Spatial dispersion of magnetic-edge magnetoplasmons: Effect of semi-infinite gate

TL;DR

This paper investigates the spatial dispersion of magnetic-edge magnetoplasmons in a 2D electron system influenced by a semi-infinite metallic gate and ferromagnetic film, revealing unconventional dispersion relations and potential resonance effects.

Contribution

It introduces a detailed analysis of MEMPs affected by semi-infinite gates and ferromagnetic films, highlighting their localized nature and unique dispersion characteristics.

Findings

Strong spatial dispersion of fast MEMPs due to metallic gate

Localization of MEMPs near the metallic wedge edge

Hysteresis effects significantly influence phase velocities

Abstract

Magnetic-edge magnetoplasmons (MEMPs) are obtained for a two-dimensional electron system (2DES) with atop semi-infinite metallic gate, at a distance $d$, and atop semi-infinite ferromagnetic film at a strong perpendicular magnetic field.

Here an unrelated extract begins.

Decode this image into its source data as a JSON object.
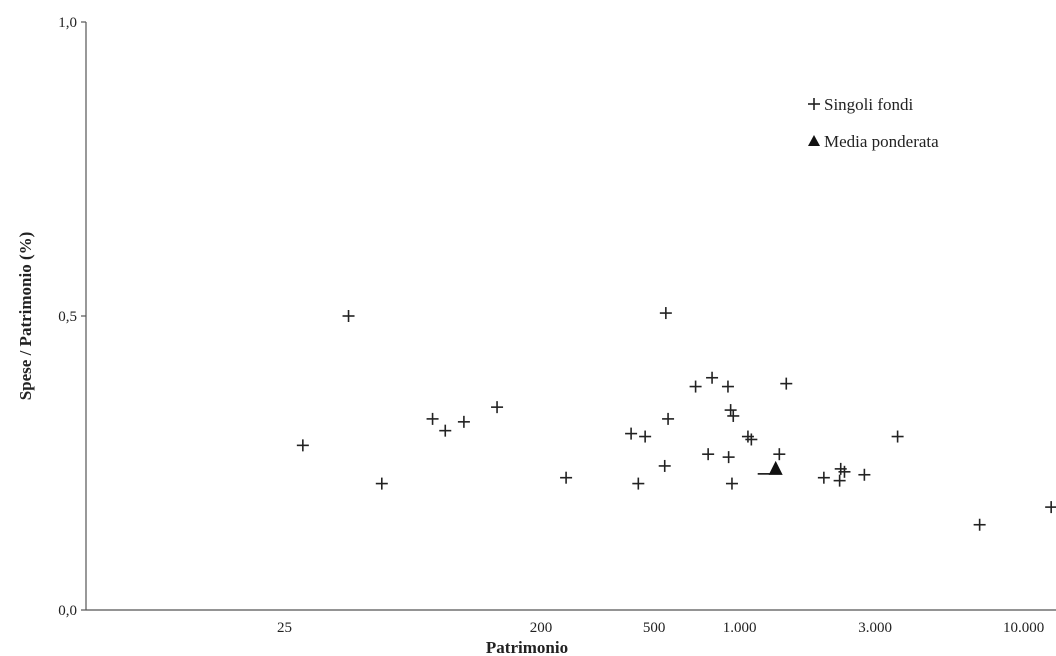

For two most fast MEMPs, one with positive chirality and other with negative chirality, a strong spatial dispersion, due to effect of metallic half-plane gate, is obtained; some slower MEMPs manifest spatial dispersion too. Present MEMPs are localized at the magnetic-edge that is close to the wedge of metallic half-plane gate; the metallic wedge enhances localization of MEMPs at magnetic-edge. Obtained spatial dispersion has unconventional form. In particular, for two most fast MEMPs the phase velocities, $\omega/k_{x}$, are the linear polynomials on the wave vector $k_{x}$ in the long-wavelength region, $k_{x}d \ll 1$. Strong effect of the ferromagnetic film hysteresis on the MEMPs phase velocities and their anti-crossings are obtained for $0<k_{x}d \leq1$. Two MEMPs of opposite chirality, especially two most fast MEMPs, at some resonance frequency can create a resonance circuit, with closed wave path along a fraction of the magnetic edge perimeter, with a total change of the wave phase given by an integer of $2\pi$.